I carried the box across the yard. The firepit was a little overgrown, but the bricks at the edges had held, and it was more or less as I remembered: a pale ulcer on the green skin of the lawn. I inverted the box and emptied the newspapers into the pit, then kicked them into a heap in the center, each contact raising puffs of old ash and the sour, dirty aroma of fires long past.
Then I went back inside.
This felt like work that should be done in the dark, so I’d left the lights off in the house for now. There was still enough daylight left to make my way down to the front door where I’d gathered everything together.
I picked up the second box and carried it out to the firepit.
Emptied it.
Was I doing the right thing?
I looked up. The sky above was dark blue and speckled with a faint prickling of stars. No answers to be found there.
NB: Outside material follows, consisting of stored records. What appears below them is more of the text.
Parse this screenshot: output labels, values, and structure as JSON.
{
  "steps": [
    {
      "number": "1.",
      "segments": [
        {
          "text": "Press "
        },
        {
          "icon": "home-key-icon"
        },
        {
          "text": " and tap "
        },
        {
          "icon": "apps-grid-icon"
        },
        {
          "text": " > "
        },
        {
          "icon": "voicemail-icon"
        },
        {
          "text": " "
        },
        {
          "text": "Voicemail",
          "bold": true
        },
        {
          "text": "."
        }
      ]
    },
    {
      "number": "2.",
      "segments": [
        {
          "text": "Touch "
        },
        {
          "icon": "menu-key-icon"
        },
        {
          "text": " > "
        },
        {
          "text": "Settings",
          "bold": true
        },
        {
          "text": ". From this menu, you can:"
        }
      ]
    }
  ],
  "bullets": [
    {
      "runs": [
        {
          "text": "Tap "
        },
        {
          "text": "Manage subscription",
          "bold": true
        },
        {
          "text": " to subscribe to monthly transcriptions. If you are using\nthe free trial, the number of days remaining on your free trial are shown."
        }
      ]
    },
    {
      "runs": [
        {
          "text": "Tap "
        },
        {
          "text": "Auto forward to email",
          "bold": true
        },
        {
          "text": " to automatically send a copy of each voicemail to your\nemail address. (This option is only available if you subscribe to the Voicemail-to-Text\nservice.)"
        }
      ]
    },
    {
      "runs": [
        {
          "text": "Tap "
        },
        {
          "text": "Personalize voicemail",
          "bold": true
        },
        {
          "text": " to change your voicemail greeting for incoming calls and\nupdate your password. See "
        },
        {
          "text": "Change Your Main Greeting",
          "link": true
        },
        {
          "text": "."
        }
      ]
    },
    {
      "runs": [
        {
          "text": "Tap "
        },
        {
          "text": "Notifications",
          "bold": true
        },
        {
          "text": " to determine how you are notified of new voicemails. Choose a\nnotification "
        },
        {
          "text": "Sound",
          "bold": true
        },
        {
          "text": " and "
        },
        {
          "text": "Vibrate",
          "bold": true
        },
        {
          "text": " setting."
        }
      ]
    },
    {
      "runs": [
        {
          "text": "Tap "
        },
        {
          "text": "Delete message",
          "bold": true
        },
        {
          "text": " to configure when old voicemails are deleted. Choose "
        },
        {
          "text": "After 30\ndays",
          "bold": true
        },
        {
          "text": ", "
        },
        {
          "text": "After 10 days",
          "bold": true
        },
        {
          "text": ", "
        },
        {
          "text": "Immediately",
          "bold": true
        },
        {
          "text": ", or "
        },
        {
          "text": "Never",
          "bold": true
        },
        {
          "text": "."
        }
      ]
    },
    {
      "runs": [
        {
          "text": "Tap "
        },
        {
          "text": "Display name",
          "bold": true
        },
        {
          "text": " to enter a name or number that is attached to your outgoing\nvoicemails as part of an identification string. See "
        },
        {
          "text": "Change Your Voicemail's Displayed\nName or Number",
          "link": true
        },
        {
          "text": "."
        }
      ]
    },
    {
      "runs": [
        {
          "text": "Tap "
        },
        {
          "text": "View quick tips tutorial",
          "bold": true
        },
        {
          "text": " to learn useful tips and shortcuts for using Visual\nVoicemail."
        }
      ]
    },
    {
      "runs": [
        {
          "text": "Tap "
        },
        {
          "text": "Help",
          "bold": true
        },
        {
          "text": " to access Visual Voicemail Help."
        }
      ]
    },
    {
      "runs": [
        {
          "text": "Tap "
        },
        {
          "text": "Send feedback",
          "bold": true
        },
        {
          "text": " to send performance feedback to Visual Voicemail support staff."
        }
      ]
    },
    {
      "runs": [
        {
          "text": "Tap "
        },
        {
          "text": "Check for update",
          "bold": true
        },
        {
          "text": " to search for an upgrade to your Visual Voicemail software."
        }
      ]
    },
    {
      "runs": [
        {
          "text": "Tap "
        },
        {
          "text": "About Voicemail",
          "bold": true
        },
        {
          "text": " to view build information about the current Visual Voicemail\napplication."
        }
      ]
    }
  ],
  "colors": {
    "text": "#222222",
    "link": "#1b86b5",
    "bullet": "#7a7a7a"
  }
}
I went back inside again and collected the third box, then emptied it into the pit, the pile of newspapers there as dull gray as old bone.
One more to go.
The final box, then. It was already much darker inside than when I’d started, and there was a heaviness to the air, as though my actions were somehow adding to the house rather than subtracting from it. As I carried the box out to the pit, the breeze picked up and the grass around me shivered. I emptied out the contents. My old notebooks. My dream diary. The creative writing magazine. The doll Charlie had given to James. The slim hardback book with Jenny’s story about Red Hands.